Se volete ascoltare premi Nobel, scienziati e politici che si interrogano sul futuro della ricerca, provare in prima persona come si progetta un esperimento di fisica delle particelle o una nuova cura con le cellule staminali, partecipare a un gioco o a uno spettacolo teatrale ispirati ai temi della ricerca scientifica, ESOF è quello che fa per voi.

L’EuroScience Open Forum, in breve ESOF, è una manifestazione biennale dedicata all’innovazione, alla ricerca e al ruolo della scienza nella società. Quest’anno ESOF è arrivato alla quarta edizione, la prima in Italia, ed è sbarcato a Torino con una serie di laboratori, mostre e esperimenti nelle piazze principali della città, e un vasto programma di incontri al centro congressi del Lingotto. Le mostre e i laboratori coprono vari settori della ricerca come la fisica quantistica, le biotecnologie, le energie rinnovabili, mentre i convegni toccano temi come la sostenibilità ambientale, i problemi della comunicazione scientifica, i rapporti tra scienza e letteratura, scienza e politica, scienza e tecnologia. E ancora performance teatrali, concorsi e progetti per le scuole, giochi di gruppo ispirati alla fisica quantistica e al calcolo della probabilità e molto altro.

Noi del CICAP siamo presenti con uno stand nel cuore della città, in piazza Castello, dove con pochi soldi e tante idee abbiamo messo su uno stand dove si può visitare una mostra sulla storia del comitato e capire come, senza doti soprannaturali, è possibile fare un oroscopo convincente, disegnare un cerchio nel grano o camminare sui carboni ardenti. Per gli aspiranti al premio Randi, c’è anche un piccolo esperimento per provare al volo le proprie capacità di rabdomante.

La mostra sulla storia del CICAP, basata su quella che avevamo già presentato al Festival della Scienza di Genova e al Mausoleo della Bela Rosin, si chiama “Indagare i misteri per capire la scienza” ed ha appunto lo scopo di raccontare come funziona il metodo scientifico usando come spunto gli improbabili misteri su cui indaghiamo. L’associazione tra metodo scientifico e fenomeni paranormali è tutt’altro che scontata, e rischiamo sempre di dare l’impressione che abbiamo qualche rotella fuori posto. Per questo abbiamo cercato di spiegare il più chiaramente possibile quello che facciamo ed abbiamo piazzato in primo piano la sagoma di Piero Angela, che sta diventando una sorta di mascotte del gruppo: dopo averlo mandato in gita alla Fiera del Libro ora lo portiamo con noi in piazza Castello.

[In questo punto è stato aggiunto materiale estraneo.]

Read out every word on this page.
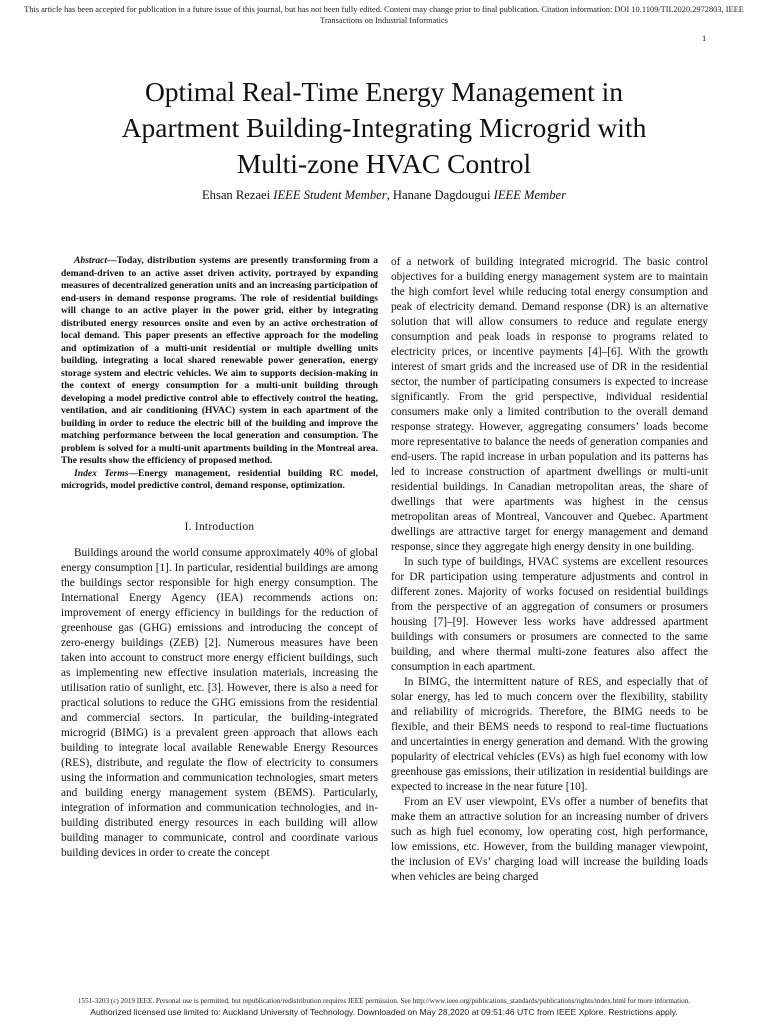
This article has been accepted for publication in a future issue of this journal, but has not been fully edited. Content may change prior to final publication. Citation information: DOI 10.1109/TII.2020.2972803, IEEE
Transactions on Industrial Informatics
1
Optimal Real-Time Energy Management in
Apartment Building-Integrating Microgrid with
Multi-zone HVAC Control
Ehsan Rezaei IEEE Student Member, Hanane Dagdougui IEEE Member

Abstract—Today, distribution systems are presently transforming from a demand-driven to an active asset driven activity, portrayed by expanding measures of decentralized generation units and an increasing participation of end-users in demand response programs. The role of residential buildings will change to an active player in the power grid, either by integrating distributed energy resources onsite and even by an active orchestration of local demand. This paper presents an effective approach for the modeling and optimization of a multi-unit residential or multiple dwelling units building, integrating a local shared renewable power generation, energy storage system and electric vehicles. We aim to supports decision-making in the context of energy consumption for a multi-unit building through developing a model predictive control able to effectively control the heating, ventilation, and air conditioning (HVAC) system in each apartment of the building in order to reduce the electric bill of the building and improve the matching performance between the local generation and consumption. The problem is solved for a multi-unit apartments building in the Montreal area. The results show the efficiency of proposed method.

Index Terms—Energy management, residential building RC model, microgrids, model predictive control, demand response, optimization.

I. Introduction

Buildings around the world consume approximately 40% of global energy consumption [1]. In particular, residential buildings are among the buildings sector responsible for high energy consumption. The International Energy Agency (IEA) recommends actions on: improvement of energy efficiency in buildings for the reduction of greenhouse gas (GHG) emissions and introducing the concept of zero-energy buildings (ZEB) [2]. Numerous measures have been taken into account to construct more energy efficient buildings, such as implementing new effective insulation materials, increasing the utilisation ratio of sunlight, etc. [3]. However, there is also a need for practical solutions to reduce the GHG emissions from the residential and commercial sectors. In particular, the building-integrated microgrid (BIMG) is a prevalent green approach that allows each building to integrate local available Renewable Energy Resources (RES), distribute, and regulate the flow of electricity to consumers using the information and communication technologies, smart meters and building energy management system (BEMS). Particularly, integration of information and communication technologies, and in-building distributed energy resources in each building will allow building manager to communicate, control and coordinate various building devices in order to create the concept

of a network of building integrated microgrid. The basic control objectives for a building energy management system are to maintain the high comfort level while reducing total energy consumption and peak of electricity demand. Demand response (DR) is an alternative solution that will allow consumers to reduce and regulate energy consumption and peak loads in response to programs related to electricity prices, or incentive payments [4]–[6]. With the growth interest of smart grids and the increased use of DR in the residential sector, the number of participating consumers is expected to increase significantly. From the grid perspective, individual residential consumers make only a limited contribution to the overall demand response strategy. However, aggregating consumers’ loads become more representative to balance the needs of generation companies and end-users. The rapid increase in urban population and its patterns has led to increase construction of apartment dwellings or multi-unit residential buildings. In Canadian metropolitan areas, the share of dwellings that were apartments was highest in the census metropolitan areas of Montreal, Vancouver and Quebec. Apartment dwellings are attractive target for energy management and demand response, since they aggregate high energy density in one building.

In such type of buildings, HVAC systems are excellent resources for DR participation using temperature adjustments and control in different zones. Majority of works focused on residential buildings from the perspective of an aggregation of consumers or prosumers housing [7]–[9]. However less works have addressed apartment buildings with consumers or prosumers are connected to the same building, and where thermal multi-zone features also affect the consumption in each apartment.

In BIMG, the intermittent nature of RES, and especially that of solar energy, has led to much concern over the flexibility, stability and reliability of microgrids. Therefore, the BIMG needs to be flexible, and their BEMS needs to respond to real-time fluctuations and uncertainties in energy generation and demand. With the growing popularity of electrical vehicles (EVs) as high fuel economy with low greenhouse gas emissions, their utilization in residential buildings are expected to increase in the near future [10].

From an EV user viewpoint, EVs offer a number of benefits that make them an attractive solution for an increasing number of drivers such as high fuel economy, low operating cost, high performance, low emissions, etc. However, from the building manager viewpoint, the inclusion of EVs’ charging load will increase the building loads when vehicles are being charged

1551-3203 (c) 2019 IEEE. Personal use is permitted, but republication/redistribution requires IEEE permission. See http://www.ieee.org/publications_standards/publications/rights/index.html for more information.
Authorized licensed use limited to: Auckland University of Technology. Downloaded on May 28,2020 at 09:51:46 UTC from IEEE Xplore. Restrictions apply.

La presenza in una delle piazze più frequentate di Torino ci permette di presentarci a un pubblico un po’ diverso da quello consueto, e i primi risultati sono incoraggianti: alle miniconferenze che facciamo a orari fissi il pubblico si infittisce man mano che i passanti si fermano incuriositi per poi rimanere fino alla fine, la gente che visita lo stand fa domande e si interessa alle nostre iniziative. Speriamo che questo serva a sensibilizzare sull’importanza della scienza non solo per l’economia, ma anche per la società, che è proprio lo scopo principale di ESOF.

ESOF e la mostra del CICAP rimangono a Torino fino a mercoledì 7 luglio. Venite a trovarci!